On returning Southwards I was confined
for about two months, and placed under the best medical
advice. All feeling seemed gradually to have
departed from my foot; and amputation was seriously
proposed both in Edinburgh and in Glasgow. Having
somehow managed to reach Liverpool, my dear friend,
the Rev. Dr. Graham, took me there to a Doctor who
had wrought many wonderful recoveries by galvanism.
Time after time he applied the battery, but I felt
nothing. He declared that the power used would
“have killed six ordinary men,” and that
he had never seen any part of the human body so dead
to feeling on a live and healthy person. Finally,
he covered it all over with a dark plaster, and told
me to return in three days. But next day, the
throbbing feeling of insufferable coldness in the
foot compelled me to return at once. After my
persistent appeals, he removed the plaster; and, to
his great astonishment, the whole of the frosted part
adhered to it! Again, dressing the remaining
parts, he covered it with plaster as before, and assured
me that with care and rest it would now completely
recover. By the blessing of the Lord it did,
though it was a bitter trial to me amidst all these
growing plans to be thus crippled by the way; and to
this day I am sometimes warned in over-walking that
the part is capable of many a painful twinge.
And humbly I feel myself crooning over the graphic
words of the Greatest Missionary, “I bear about
in my body the marks of the Lord Jesus.”
On that tour, the Sabbath Schools
joyfully adopted my scheme, and became “Shareholders”
in the Mission Ship. It was thereafter ably developed
by an elder of the Church. A Dayspring
collecting box found its way into almost every family;
and the returns from Scotland have yielded ever since
about L250 per annum, as their proportion for the expenses
of the Children’s Mission Ship to the New Hebrides.

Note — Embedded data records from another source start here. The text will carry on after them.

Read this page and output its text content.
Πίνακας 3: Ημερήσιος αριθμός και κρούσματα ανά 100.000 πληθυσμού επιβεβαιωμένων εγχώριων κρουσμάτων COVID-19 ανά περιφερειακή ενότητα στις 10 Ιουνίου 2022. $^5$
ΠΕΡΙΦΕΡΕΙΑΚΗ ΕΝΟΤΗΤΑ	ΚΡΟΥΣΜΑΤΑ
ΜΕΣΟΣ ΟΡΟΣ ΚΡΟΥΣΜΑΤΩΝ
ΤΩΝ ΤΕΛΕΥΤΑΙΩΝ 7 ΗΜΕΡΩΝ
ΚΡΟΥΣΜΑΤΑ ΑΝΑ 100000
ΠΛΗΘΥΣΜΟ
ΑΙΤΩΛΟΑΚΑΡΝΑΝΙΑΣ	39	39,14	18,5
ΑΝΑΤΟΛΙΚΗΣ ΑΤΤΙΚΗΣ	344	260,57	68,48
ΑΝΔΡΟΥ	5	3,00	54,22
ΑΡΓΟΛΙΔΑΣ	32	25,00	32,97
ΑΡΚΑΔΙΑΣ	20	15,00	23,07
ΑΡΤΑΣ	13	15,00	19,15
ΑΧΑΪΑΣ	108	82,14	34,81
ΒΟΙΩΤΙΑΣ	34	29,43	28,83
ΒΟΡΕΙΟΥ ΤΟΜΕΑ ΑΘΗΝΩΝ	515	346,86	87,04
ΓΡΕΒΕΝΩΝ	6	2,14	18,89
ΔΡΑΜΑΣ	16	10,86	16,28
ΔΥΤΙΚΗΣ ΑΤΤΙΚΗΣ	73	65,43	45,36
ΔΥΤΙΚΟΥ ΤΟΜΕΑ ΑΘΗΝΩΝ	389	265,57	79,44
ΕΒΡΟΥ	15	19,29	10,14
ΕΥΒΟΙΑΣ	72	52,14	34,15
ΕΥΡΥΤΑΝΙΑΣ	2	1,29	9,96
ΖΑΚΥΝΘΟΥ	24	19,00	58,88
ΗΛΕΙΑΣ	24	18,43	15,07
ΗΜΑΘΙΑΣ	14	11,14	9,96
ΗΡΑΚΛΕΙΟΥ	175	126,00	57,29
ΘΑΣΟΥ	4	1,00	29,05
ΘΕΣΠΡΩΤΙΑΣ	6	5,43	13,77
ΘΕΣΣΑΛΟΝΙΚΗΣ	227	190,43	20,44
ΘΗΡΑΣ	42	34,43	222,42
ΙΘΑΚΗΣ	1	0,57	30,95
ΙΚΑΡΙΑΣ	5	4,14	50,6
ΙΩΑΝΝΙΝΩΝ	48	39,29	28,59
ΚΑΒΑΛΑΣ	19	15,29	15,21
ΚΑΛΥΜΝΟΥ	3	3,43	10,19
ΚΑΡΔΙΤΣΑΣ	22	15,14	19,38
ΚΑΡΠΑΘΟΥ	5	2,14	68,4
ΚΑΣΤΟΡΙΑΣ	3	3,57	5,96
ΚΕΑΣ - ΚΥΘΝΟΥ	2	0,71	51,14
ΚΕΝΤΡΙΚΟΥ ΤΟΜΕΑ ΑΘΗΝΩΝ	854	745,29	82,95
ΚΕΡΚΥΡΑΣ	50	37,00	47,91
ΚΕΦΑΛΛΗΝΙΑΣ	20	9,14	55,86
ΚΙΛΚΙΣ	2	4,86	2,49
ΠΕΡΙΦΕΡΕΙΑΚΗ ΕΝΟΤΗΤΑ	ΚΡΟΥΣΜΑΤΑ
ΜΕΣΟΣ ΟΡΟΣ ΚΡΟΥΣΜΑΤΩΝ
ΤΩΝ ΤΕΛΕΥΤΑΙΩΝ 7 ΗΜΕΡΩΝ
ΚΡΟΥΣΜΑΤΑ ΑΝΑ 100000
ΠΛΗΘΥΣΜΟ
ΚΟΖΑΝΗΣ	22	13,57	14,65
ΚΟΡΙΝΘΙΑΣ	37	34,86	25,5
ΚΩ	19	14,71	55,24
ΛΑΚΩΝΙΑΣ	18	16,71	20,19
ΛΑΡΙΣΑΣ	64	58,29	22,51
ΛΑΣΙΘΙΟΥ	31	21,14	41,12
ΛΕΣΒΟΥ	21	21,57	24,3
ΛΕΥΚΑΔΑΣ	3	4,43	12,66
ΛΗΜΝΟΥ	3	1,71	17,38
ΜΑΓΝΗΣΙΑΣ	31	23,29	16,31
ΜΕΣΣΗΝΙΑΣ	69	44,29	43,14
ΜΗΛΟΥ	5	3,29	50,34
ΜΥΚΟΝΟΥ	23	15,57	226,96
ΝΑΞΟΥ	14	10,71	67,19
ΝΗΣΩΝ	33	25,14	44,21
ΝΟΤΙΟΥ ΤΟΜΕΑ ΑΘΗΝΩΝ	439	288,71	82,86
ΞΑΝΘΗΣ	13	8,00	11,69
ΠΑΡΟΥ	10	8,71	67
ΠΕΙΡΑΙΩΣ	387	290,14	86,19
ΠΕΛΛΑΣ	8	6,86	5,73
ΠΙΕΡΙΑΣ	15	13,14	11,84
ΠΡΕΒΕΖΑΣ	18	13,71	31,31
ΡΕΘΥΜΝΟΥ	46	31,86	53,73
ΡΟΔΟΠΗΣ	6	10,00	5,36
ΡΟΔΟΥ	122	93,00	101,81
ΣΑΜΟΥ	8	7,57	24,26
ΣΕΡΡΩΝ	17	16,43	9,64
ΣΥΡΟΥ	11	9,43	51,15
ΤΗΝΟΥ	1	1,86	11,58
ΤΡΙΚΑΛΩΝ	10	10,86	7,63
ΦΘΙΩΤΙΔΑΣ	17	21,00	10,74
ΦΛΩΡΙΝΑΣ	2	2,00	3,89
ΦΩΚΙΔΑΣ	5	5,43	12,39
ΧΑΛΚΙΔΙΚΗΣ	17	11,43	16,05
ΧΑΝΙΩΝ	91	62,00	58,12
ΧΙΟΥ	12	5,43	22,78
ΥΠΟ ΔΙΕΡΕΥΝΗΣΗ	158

The Church in Nova Scotia heartily accepted the same
idea, and their Sabbath School children have regularly
contributed their L250 per annum too. The Colonial
children have contributed the rest, throughout all
these years, with unfailing interest. And whensoever
the true and full history of the South Sea Islands
Mission is written for the edification of the Universal
Church, let it not be forgotten that the children
of Australasia, and Nova Scotia, and Scotland, did
by their united pennies keep the Dayspring
floating in the New Hebrides; that the Missionaries
and their families were thereby supplied with the
necessaries of life, and that the Islanders were thus
taught to clothe themselves and to sit at the feet
of Jesus. This was the Children’s Holy League,
erewhile referred to; and one knows that on such a
Union the Divine Master smiles well pleased.
The Lord also crowned this tour with
another precious fruit of blessing, though not all
by any means due to my influence. Four new Missionaries
volunteered from Scotland, and three from Nova Scotia.
By their aid we not only re-claimed for Jesus the
posts that had been abandoned, but we took possession
of other Islands in His most blessed Name. But
I did not wait and take them out with me. They
had matters to look into and to learn about, that
would be infinitely helpful to them in the Mission
field. Especially, and far above everything else
in addition to their regular Clerical course, some
Medical instruction was an absolute prerequisite.
Every Missionary was urged to obtain all insight that
was practicable at the Medical Mission Dispensary,
and otherwise, especially on lines known to be most
requisite for these Islands. For this, and similar
objects, all that I raised over and above what was
required for the Dayspring was entrusted to
the Foreign Mission Committee, that the new Missionaries
might be fully equipped, and their outfit and traveling
expenses be provided for without burdening the Church
at home. Her responsibilities were already large
enough for her resources. But she could give
men, God’s own greatest gift, and His people
elsewhere gave the money, the Colonies
and the Home Country thus binding themselves to each
other in this Holy Mission of the Cross.